The last of these is the one I called "Neighbour Joining", and the one shown here as "Average linkage" (a common Statistical name for it) is the one I called UPGMA (rightly or wrongly).

How much does all this cost? Let N be the number of OTUs.

• Setting up the distance matrix costs O(N²) calls to the distance calculation.
• Setting up the array of trees (initially all leaves) is O(N).
• Finding the smallest distance takes O(N²) time, and it's inside a loop that goes around N-1 times, so that's O(N³) time.
• Updating the distance matrix takes O(N) time and is inside a loop that goes around N-1 times, so that's O(N²).

Clearly, the total is O(N³). We couldn't possibly do better than O(N²) because we have to look at N(N-1)/2 distances, but it's a pity to take cubic time.

By keeping track of the location of the best distance in each row, we can reduce the cost of finding the best pair to O(N), and the whole cost to O(N²).

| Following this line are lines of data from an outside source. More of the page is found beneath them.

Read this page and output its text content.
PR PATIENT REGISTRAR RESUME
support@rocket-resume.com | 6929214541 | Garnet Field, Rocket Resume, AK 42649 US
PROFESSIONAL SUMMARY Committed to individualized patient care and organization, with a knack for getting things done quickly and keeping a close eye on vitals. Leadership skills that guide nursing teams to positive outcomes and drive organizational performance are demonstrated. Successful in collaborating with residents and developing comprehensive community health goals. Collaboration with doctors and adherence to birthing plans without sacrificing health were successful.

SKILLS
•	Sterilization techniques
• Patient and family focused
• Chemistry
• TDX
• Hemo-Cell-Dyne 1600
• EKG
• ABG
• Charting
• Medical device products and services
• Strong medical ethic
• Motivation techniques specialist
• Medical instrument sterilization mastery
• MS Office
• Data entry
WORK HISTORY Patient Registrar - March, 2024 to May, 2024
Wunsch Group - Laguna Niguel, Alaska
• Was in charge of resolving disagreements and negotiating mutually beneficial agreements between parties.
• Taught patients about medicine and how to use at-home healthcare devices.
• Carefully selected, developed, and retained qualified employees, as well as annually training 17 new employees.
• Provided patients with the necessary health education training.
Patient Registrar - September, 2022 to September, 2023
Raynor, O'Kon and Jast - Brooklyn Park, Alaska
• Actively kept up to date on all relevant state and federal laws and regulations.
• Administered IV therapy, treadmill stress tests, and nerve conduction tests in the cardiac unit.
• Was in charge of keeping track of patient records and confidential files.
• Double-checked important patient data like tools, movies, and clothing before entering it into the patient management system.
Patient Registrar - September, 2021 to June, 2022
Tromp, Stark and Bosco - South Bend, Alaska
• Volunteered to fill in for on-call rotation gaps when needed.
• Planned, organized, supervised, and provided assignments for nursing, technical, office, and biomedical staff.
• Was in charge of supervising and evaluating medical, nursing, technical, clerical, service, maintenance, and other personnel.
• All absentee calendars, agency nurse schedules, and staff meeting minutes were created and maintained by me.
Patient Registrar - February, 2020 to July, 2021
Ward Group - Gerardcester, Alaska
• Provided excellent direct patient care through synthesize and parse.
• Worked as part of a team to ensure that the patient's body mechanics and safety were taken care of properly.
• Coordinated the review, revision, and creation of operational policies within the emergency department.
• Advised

You will find details in the model answer when it is available.

However, in our case, calculating a distance is O(K) where K is the number of characters, so it costs O(N.N.K) time to build the distance matrix and O(N.N.N) time to build a tree from it without any cleverness at all. N=30, and K=85, so the initial distance matrix calculation is actually the most costly part and there is no point in you trying to be clever in your assignment.

Conclusion

Clustering methods

• are polynomial time, not exponential
• are usable for thousands of OTUs
• are quite fast in practice
• generate reasonably results
• do not generate most parsimonious results and don't even try to.